Cara frowned as she pinched a dead flower off one of the plants. “What should work?”

“I got Nicholas to meet you at the nursery. I thought we should bring the plants to the ranch right away. That way they don’t have to get moved twice.”

Cara swallowed against the anticipation that filled her at the sound of Nicholas’s name. She didn’t want to see him so soon. Not after Sunday.

Of its own accord her hand drifted up to her mouth. It was as if his kiss still lingered on her lips. His touch still warmed her.

“That won’t work,” she protested. “Who is going to water them?”

“Nicholas said he didn’t mind.”

A picture of Nicholas wielding a watering can flashed into Cara’s mind. “He doesn’t have time. Any day now he’s baling his hay.”

“And you know that…how?”

Cara chose to ignore the innuendo in Trista’s voice. “When is Nicholas coming?”

“He should be there in about five minutes. He’s taking his flatbed truck so you should be able to put all the plants on it. I gotta run. Thanks a ton for doing this.” And then Trista broke the connection.

Cara put her phone away, disappointed to see her hands trembling. Nicholas was coming.

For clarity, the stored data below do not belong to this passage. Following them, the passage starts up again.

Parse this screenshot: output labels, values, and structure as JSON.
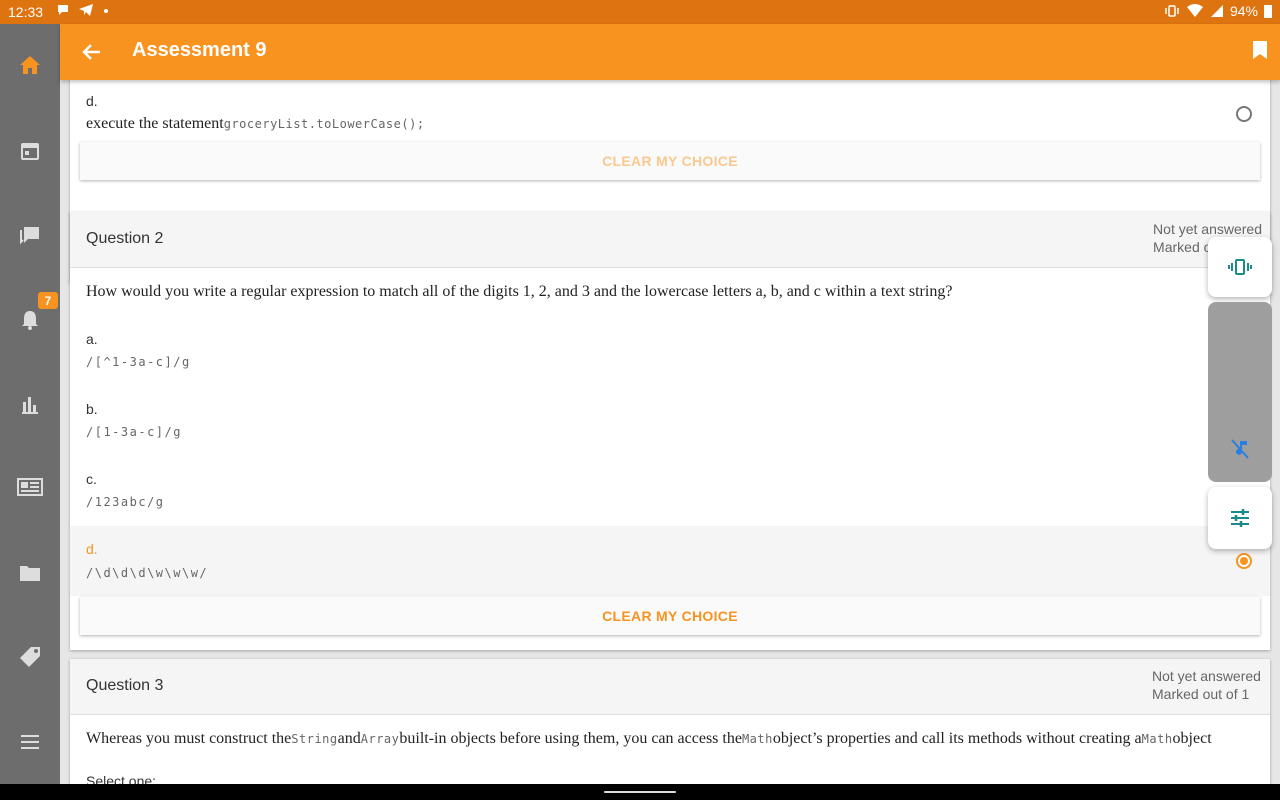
{
  "status_bar": {
    "time": "12:33",
    "battery": "94%"
  },
  "app_bar": {
    "title": "Assessment 9"
  },
  "sidebar": {
    "notifications_badge": "7"
  },
  "question1_tail": {
    "option_letter": "d.",
    "option_text": "execute the statement",
    "option_code": "groceryList.toLowerCase();",
    "clear_label": "CLEAR MY CHOICE"
  },
  "question2": {
    "title": "Question 2",
    "status": "Not yet answered",
    "marked_partial": "Marked o",
    "text": "How would you write a regular expression to match all of the digits 1, 2, and 3 and the lowercase letters a, b, and c within a text string?",
    "options": [
      {
        "letter": "a.",
        "code": "/[^1-3a-c]/g"
      },
      {
        "letter": "b.",
        "code": "/[1-3a-c]/g"
      },
      {
        "letter": "c.",
        "code": "/123abc/g"
      },
      {
        "letter": "d.",
        "code": "/\\d\\d\\d\\w\\w\\w/"
      }
    ],
    "selected": "d.",
    "clear_label": "CLEAR MY CHOICE"
  },
  "question3": {
    "title": "Question 3",
    "status": "Not yet answered",
    "marked": "Marked out of 1",
    "text_part1": "Whereas you must construct the",
    "code1": "String",
    "text_part2": "and",
    "code2": "Array",
    "text_part3": "built-in objects before using them, you can access the",
    "code3": "Math",
    "text_part4": "object’s properties and call its methods without creating a",
    "code4": "Math",
    "text_part5": "object",
    "select_one": "Select one:"
  },
  "colors": {
    "accent": "#f7931e",
    "status_bar": "#de7410",
    "sidebar": "#6d6d6d"
  }
}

She had hoped to avoid him for a few more days. At least until her heart didn’t do that silly pounding thing every time she thought of him. At least until her emotions could settle down.

She’d just have to speed up the process.

She was paying for the plants when, in the edge of her vision, she caught a shadow in the doorway of the nursery. The fine hairs on her arm rose up, her neck grew warm and she knew, without looking up, that Nicholas stood there.